Вот эти четыре человека — не какие-нибудь parvenues, а настоящие аристократы крови и духа — и собирались превратить Российскую Империю в подобие Великобритании или даже Северо-Американских Штатов. Собирались они частным образом в личных покоях государя, много говорили, пили, курили, спорили, перекрикивая друг друга, и Александр Первый ощущал себя в их окружении первым среди равных. Несмотря на то, что взгляды у всех были разные, как и цели, и между собой эта четвёрка не составляла единой “команды”, никто из них не сомневался — изменения наступят, и наступят скоро, и окажутся самыми благоприятными. Дали были голубы, вымысла и идей — в избытке, государь — молод и прекраснодушен.

Но помимо четверых членов так называемого “Негласного комитета” оставалось ещё множество придворных, которые так же стремились к власти и считали новоявленных “преобразователей” прежде всего временщиками и никем больше, а затеянные ими изменения — несвоевременными и даже вредными. Часть этих людей составила “павловскую партию”, лидером которой была мать Александра, вдовствующая императрица Мария Фёдоровна. Втайне она считала своего сына узурпатором трона и убийцей собственного отца, поэтому общалась с ним крайне холодно и формально.

Он выполнил её просьбу — удалил фон дер Палена и прочих заговорщиков, тех, кто был в спальне государя в ночь на 12 марта. Он полчаса при закрытых дверях доказывал матери, что ничего не знал о готовящемся убийстве отца и что сам в некоторой степени стал жертвой. Внешне смилостивившись над сыном, Мария Фёдоровна в душе оставалась непреклонной. Она поклялась вечно носить траур по мужу, забрала из спальни в Михайловском замке всё его постельное бельё, покрытое бурыми пятнами крови, и заперлась в резиденции, носившей его имя. Даже в монастырь грозилась уйти. То, что обывателями принималось за скорбь, на самом деле было первым ходом в игре, которую желала провернуть эта неглупая женщина, столь же неплохая актриса, как её старший сын. Крики “Ich Will Regieren” в ночь убийства мужа не были проявлениями истерики, как подумали тогда окружающие. Вдовствующая императрица действительно хотела править сама. Лично или как регентша при третьем сыне, маленьком Николае — всё равно. Пример её свекрови оказался слишком заразительным для неё, а воли к власти в этой женщине, которую многие несправедливо считали “глупой курицей”, было хоть отбавляй. Да и сторонников тоже. Но спешить Мария не желала. Нынче все любят её старшего сына — но ничего, это до первой проигранной войны, до первого политического промаха… Тогда на сцену выйдет она. И разыграет свою роль до конца.

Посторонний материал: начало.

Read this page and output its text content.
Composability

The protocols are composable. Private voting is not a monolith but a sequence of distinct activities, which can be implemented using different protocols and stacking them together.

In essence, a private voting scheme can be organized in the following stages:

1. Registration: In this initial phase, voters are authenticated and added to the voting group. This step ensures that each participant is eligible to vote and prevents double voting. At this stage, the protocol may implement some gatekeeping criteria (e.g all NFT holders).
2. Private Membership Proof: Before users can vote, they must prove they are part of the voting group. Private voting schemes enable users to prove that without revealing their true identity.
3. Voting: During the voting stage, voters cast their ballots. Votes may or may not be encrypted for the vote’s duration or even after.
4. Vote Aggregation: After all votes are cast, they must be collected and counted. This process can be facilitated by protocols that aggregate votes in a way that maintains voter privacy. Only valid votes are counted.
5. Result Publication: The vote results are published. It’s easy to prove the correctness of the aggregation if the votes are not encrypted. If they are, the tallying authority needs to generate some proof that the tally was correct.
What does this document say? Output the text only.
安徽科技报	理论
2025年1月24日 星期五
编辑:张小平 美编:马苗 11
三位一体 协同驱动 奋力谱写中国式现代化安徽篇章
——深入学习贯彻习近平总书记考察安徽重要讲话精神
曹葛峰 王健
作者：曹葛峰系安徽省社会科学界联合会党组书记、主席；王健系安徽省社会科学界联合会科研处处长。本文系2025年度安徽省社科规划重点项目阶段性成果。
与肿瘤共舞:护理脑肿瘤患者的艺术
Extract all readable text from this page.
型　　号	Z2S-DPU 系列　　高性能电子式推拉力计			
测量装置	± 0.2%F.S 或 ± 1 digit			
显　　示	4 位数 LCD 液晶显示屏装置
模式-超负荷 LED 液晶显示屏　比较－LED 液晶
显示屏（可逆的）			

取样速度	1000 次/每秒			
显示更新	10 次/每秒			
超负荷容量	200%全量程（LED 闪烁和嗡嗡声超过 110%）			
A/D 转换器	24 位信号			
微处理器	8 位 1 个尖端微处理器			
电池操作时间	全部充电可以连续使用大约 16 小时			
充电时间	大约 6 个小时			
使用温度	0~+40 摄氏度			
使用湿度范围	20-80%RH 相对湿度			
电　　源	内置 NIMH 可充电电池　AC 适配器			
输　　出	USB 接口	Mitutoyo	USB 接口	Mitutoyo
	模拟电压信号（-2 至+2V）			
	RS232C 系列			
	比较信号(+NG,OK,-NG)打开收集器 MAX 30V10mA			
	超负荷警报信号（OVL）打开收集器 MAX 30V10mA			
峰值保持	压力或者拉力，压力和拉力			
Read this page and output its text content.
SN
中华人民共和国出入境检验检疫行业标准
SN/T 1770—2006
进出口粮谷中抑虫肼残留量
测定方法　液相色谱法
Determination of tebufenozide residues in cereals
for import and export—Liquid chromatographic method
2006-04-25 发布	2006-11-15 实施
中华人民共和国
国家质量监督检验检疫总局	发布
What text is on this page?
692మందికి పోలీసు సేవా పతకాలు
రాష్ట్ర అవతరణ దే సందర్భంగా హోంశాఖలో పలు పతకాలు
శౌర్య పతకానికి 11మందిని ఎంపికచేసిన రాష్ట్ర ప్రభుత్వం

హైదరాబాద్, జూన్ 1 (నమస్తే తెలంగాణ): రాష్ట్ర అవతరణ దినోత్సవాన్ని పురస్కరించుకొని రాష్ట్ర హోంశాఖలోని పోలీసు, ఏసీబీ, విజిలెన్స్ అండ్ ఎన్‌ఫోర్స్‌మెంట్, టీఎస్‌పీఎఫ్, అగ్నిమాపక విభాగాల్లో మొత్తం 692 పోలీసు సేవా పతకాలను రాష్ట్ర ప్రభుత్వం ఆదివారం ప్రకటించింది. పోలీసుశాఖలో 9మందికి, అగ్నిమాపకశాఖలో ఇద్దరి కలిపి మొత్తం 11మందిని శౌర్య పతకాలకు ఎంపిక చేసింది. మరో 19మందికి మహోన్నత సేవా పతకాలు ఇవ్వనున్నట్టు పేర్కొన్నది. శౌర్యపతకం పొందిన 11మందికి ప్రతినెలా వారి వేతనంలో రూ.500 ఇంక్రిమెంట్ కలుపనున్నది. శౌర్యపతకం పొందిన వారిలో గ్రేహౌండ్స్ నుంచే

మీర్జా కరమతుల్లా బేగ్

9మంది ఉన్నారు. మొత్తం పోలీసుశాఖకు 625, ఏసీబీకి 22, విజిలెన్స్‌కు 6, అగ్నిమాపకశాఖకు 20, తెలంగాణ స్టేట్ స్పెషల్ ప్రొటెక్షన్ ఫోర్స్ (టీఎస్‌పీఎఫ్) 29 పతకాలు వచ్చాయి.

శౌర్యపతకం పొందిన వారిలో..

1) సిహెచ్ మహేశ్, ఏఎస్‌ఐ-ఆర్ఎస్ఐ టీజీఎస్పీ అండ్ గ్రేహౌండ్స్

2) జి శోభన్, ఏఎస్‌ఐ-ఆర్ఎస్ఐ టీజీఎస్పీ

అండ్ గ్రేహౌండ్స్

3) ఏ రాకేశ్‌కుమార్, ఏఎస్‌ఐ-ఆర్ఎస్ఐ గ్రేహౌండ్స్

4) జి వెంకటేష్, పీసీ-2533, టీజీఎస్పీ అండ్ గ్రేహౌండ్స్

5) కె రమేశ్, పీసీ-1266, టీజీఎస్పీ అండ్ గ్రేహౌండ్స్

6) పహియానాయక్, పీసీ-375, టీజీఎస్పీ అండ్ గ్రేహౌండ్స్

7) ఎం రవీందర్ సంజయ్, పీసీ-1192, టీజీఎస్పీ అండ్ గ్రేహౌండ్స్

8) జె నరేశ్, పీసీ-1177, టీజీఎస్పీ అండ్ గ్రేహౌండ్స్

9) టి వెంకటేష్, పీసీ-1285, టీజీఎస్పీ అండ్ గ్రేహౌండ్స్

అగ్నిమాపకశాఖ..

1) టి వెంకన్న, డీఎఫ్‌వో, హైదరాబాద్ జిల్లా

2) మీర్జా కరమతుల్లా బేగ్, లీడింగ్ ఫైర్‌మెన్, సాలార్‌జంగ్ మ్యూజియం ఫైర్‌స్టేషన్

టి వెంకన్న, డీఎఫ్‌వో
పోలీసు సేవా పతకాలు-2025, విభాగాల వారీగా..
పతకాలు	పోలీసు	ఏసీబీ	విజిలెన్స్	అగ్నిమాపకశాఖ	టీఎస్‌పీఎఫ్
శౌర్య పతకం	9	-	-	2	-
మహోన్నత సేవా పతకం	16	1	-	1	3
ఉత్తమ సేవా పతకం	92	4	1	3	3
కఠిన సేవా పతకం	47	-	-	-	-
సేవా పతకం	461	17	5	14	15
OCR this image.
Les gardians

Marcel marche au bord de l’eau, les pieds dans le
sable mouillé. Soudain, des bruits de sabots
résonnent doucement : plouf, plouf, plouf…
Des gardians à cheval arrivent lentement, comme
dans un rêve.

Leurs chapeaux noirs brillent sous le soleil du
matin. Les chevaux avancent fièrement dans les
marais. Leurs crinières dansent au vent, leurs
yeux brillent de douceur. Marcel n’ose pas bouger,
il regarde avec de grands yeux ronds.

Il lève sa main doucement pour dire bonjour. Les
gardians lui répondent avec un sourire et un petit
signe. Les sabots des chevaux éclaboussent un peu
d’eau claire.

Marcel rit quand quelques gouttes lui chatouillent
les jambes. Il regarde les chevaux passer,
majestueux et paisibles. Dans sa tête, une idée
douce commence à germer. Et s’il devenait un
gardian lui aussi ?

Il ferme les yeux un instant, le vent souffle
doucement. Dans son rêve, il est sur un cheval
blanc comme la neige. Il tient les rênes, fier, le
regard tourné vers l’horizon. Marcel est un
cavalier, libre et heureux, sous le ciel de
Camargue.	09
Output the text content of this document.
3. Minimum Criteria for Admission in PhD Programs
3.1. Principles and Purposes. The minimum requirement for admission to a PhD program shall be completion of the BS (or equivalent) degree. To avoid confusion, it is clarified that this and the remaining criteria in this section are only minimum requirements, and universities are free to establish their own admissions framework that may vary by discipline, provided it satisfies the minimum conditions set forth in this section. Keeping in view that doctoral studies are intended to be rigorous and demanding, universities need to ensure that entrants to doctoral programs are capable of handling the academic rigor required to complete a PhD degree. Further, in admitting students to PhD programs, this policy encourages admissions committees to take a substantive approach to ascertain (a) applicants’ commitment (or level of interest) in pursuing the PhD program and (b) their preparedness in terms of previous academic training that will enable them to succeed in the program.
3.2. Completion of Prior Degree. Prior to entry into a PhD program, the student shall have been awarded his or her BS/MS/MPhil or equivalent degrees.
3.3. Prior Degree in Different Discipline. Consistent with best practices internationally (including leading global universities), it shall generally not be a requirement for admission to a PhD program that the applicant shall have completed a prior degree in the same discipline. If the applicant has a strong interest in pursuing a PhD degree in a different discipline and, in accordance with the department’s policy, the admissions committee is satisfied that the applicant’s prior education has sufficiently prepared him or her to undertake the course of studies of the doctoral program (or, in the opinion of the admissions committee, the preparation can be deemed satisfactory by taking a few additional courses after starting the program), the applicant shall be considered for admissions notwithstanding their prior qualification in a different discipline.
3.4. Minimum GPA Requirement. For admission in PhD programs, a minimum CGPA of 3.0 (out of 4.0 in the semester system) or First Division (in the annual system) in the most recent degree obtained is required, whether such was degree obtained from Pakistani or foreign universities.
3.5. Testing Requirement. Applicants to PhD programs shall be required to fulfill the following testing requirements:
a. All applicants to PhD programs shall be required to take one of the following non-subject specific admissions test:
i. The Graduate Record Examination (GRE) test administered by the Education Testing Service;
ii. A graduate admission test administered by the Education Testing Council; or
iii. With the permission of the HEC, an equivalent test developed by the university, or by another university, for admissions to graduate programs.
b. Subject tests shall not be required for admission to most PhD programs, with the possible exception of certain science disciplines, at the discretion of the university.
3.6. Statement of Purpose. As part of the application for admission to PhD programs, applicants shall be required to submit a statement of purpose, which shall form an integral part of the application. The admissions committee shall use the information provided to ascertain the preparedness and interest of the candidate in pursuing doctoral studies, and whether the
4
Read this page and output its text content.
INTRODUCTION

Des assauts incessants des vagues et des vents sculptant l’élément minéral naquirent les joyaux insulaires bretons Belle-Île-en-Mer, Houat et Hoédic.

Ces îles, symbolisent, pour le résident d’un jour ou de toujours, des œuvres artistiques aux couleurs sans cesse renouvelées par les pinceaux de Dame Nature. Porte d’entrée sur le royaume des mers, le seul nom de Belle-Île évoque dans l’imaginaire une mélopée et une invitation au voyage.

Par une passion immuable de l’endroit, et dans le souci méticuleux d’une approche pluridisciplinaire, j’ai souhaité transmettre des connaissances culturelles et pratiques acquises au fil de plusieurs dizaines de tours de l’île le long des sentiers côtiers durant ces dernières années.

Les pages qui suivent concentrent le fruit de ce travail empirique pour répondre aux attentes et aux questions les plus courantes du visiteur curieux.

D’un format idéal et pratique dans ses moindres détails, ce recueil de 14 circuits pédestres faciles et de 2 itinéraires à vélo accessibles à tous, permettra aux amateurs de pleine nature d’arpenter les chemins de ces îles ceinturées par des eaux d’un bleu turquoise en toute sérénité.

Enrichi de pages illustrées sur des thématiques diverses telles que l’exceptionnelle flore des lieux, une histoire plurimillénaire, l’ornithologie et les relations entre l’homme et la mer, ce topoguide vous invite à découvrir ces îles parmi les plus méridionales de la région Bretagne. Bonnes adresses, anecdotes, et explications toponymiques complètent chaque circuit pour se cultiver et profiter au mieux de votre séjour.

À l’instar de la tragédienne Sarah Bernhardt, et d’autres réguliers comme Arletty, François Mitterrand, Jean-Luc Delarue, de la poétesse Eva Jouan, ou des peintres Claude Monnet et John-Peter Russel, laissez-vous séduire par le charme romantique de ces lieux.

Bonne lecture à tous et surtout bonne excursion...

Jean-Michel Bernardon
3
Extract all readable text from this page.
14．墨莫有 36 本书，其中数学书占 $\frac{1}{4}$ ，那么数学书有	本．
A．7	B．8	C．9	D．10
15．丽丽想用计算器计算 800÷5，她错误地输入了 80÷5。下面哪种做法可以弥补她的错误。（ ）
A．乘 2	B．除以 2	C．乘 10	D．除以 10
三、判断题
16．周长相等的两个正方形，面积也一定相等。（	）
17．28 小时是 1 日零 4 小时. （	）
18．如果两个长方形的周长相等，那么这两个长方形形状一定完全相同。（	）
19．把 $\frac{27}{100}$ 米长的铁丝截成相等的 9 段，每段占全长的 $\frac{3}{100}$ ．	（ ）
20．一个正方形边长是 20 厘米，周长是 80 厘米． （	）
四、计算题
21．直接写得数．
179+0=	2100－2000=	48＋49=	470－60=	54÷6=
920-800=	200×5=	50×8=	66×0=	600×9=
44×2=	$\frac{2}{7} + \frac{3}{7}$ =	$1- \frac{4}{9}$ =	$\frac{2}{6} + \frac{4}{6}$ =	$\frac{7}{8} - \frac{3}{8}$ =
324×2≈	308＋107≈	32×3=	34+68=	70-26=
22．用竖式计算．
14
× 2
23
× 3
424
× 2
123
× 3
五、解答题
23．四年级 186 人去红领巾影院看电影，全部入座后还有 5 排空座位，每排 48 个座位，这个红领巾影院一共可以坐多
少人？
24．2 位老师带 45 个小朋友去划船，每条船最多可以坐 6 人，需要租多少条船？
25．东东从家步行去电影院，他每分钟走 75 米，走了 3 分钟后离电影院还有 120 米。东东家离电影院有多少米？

Одного не учитывала честолюбивая и властная дама — сын её унаследовал от неё не только ангельскую наружность, но и актёрские способности вкупе с волей к власти. Так что игра оказалась не столь лёгкой, как думала Мария Фёдоровна…

ГЛАВА 2

Мемель, май 1802 года

Император Александр, предпринявший поездку в Пруссию, на свидание с нынешним прусским монархом, чувствовал, что перехитрил всех тех, кто считал, что его воля — в их руках. Князь Кочубей, ведавший иностранными делами, был в шоке — он вообще был не в курсе того, что его повелитель готовил союз с Пруссией. Князь Адам Чарторыйский только спросил недоумённым и несколько злым тоном: “Зачем вам это нужно?”, а государь легкомысленно улыбнулся и проговорил: “Говорят, у короля Фридриха очень красивая жена. Хочу в этом убедиться лично”.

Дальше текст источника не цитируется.